Lanthimos’un en dikkat çeken özelliği anlattığı hikayelerden çok anlatış tarzı diyebiliriz. Kariyeri boyunca sanat sineması ve gişe sineması arasında taraf tutmayan filmleri yapan Lanthimos, her iki sinemadan birine ait olma kuralını kırıyor ve ikisi arasında geçişken filmler yapıyor. Filmlerinin tamamı Yunan Tuhaf Dalgasına damgasını vuruyor ve bu akım içinde en iyi filmleri yapan yönetmen olarak karşımıza çıkıyor. Filmlerindeki soğukluk, kimlik kayboluşu, robot gibi konuşan duygusuz ve isimsiz insanlar, garip ve tek tipleşmiş cinsel ilişkiler, direkt dil kullanımı, şiddet, birbirlerine karşı resmi aile fertleri ve sevgililer… Lanthimos bu gibi birçok “garip” kural koyarak kendi sinema evrenini yaratıyor veya evrenin zaten garipleşmiş halini daha da abartarak seyirciye sunuyor dersek yanlış olmaz. Çünkü filmleri, halihazırda içinde yaşadığımız düzene ve düzenin saçmalığına atıfta bulunarak seyirciyi izlerken sorgulamaya itiyor. Kahkaha atmanız gereken sahnede sadece kahkaha atmıyorsunuz, üzülmeniz gereken sahnede sadece ağlamıyorsunuz. Bunu yerine filmin o saçmalık içindeki gerçekliğini sorgulatarak izliyorsunuz.

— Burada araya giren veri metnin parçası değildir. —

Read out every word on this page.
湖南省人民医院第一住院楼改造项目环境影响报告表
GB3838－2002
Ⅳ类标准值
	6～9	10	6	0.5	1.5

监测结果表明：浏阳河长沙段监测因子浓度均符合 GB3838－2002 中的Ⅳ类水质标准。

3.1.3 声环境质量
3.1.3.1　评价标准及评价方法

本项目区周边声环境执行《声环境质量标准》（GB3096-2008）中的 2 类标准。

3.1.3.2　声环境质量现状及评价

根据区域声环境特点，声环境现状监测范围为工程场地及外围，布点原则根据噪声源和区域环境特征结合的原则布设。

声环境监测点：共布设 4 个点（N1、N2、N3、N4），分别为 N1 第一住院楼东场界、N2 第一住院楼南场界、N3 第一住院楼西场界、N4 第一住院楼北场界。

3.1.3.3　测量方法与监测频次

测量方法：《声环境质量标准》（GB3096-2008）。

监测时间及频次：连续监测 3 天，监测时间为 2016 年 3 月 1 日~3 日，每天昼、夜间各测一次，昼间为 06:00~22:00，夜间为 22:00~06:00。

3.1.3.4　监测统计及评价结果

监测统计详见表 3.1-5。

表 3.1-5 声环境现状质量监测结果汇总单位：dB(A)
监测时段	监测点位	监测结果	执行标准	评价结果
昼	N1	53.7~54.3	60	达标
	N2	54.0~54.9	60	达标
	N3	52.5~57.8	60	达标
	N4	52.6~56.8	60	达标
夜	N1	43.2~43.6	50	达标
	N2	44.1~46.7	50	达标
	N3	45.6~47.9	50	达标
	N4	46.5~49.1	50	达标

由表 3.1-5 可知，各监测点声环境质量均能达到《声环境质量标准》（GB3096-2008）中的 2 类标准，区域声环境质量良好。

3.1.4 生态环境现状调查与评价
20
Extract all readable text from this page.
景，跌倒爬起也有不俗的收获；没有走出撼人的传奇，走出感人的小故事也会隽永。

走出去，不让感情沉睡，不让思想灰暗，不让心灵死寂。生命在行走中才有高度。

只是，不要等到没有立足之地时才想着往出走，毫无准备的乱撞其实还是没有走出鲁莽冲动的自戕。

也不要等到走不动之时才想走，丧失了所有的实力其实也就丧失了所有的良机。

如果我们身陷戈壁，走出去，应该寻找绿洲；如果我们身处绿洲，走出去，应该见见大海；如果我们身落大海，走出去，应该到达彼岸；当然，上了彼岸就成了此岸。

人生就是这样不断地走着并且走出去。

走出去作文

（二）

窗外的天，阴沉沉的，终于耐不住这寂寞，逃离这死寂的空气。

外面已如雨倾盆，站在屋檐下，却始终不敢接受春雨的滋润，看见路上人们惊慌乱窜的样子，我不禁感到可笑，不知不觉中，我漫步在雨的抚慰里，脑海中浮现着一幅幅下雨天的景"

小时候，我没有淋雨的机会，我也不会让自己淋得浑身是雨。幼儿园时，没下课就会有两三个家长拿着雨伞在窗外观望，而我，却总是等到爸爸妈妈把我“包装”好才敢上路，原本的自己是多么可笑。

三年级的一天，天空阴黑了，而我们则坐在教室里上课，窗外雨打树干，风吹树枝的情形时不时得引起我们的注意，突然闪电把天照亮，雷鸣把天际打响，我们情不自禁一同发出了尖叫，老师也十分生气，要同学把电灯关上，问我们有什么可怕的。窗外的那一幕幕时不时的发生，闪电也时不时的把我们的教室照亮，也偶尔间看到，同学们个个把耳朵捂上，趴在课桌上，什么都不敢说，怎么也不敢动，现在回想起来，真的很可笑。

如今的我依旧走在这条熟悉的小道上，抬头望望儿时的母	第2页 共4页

Yunan Tuhaf Dalgası hakkında daha fazla bilgiye ulaşmak isterseniz ekibimizden Deniz Aslan’ın konu hakkındaki yazısına buradan ulaşabilirsiniz.
Dogtooth (2009)
Film iki kız ve bir erkek çocuklu bir ailenin hayatını konu alır. Bu ailenin babası bir fabrikada çalışmaktadır. İzole bir yerde etrafı duvarla çevrili bir evleri vardır ve bu evden sadece baba çıkabiliyordur. Evden kimsenin çıkması mümkün olmadığı gibi eve dışarıdan kimsenin de girmesi mümkün değildir. Çocukların tek öğrenme yolu ebeveynleri aracılığıyla olur. Fakat filmin daha başlarında anlarız ki ebeveynler evin sınırları içerisinde bulunmayan herhangi bir nesneye karşılık gelen kelimeyi öğrenmelerini engellemiş ve kelimelerin anlamını evin sınırları içerisinde bulunan şeylerin adı olarak öğretiyorlardır. Yani dili, çocuklarının hayal gücünü yönetmek için bir araç olarak kullanıyorlardır. Çocuklara evin dışarısının tehlikeli olduğunu öğretmiş ve böylece çocuklara özgürlük fikrinin akıllarına gelmemesi için her şeyi yapmışlardır çünkü tek bir açık bile çocukların beyninde ve hayal gücündeki otoritelerini sarsmaya sebep olacaktır.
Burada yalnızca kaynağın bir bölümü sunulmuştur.